“Jing (Mirror) Lake for three-hundred miles, lotus bulbs burst with lotus flowers. In the fifth month, Xi Shi picked them, and spectators crammed Ruoye Brook. She’d returned on her boat less than a month when she was brought to the Yue King’s home.” (Li Bai’s ‘Wu Songs of Lady Ziye’)
“The curvy moon on the Nine Provinces shines, some families delight and others opine. Some husbands and wives share a bed, and maybe some are separated and lay heads down elsewhere?” (Wu song collected and edited by Feng Menglong)
The delicate tones of Wu language lie in the ‘inseparable thickness’ of local accents and local longing.
The core of Wu language is the Taihu (Lake Tai) subgroup of Wu, which is also the most influential branch. The subgroup is centered on the Tai Lake and spread across the vast geography of south Jiangsu, north Zhejiang and Shanghai.

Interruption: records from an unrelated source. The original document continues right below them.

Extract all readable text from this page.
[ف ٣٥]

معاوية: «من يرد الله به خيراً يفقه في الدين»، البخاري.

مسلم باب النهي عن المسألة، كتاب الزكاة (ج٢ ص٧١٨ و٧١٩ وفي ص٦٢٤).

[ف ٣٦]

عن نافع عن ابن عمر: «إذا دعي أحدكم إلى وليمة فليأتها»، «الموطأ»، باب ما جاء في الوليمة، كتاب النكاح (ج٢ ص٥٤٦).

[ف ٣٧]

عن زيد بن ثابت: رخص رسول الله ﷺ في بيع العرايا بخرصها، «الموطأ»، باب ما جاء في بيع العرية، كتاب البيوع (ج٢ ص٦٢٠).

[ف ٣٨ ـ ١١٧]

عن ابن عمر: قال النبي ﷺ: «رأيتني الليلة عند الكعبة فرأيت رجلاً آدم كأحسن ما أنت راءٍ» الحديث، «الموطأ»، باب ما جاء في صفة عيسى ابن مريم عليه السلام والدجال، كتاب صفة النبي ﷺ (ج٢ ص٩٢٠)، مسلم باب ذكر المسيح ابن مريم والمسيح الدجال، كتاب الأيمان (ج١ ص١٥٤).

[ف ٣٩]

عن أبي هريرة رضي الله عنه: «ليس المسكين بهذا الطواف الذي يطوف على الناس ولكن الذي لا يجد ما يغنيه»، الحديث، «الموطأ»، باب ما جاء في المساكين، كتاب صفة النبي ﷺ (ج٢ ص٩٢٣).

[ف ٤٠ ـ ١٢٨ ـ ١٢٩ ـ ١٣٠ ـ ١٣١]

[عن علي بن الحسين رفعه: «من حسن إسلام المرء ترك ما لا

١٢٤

The Taihu subgroup can be further subdivided into Piling (Changzhou), Suzhou-Shanghai-Jiaxing, Zhaoxi (Huzhou), Hangzhou, Linshao (Lin’an, Fuyang, Xiaoshan, Tonglu, Jian’de (east of Xiabao and Qiantan), Shengzhou, Xinchang, Shangyu, Yuyao (outside of Hemudu Township and others in the east), Cixi (excluding Guanhaiwei Township and others in the east) and Yiwu (Dachen Township) and Yongjiang (Ningbo, Yuyao (including Hemudu Township and others in the east), Cixi (including Guanhaiwei Township and others in the east), Qin County, Fenghua, Ningbo (Xidian Town and others in the north), Xiangshan (excluding Hepu and Shipu and other towns/ townships in the south), Zhenhai, Zhoushan, Daishan, and Shengsi. There exist five additional subgroups in Wu.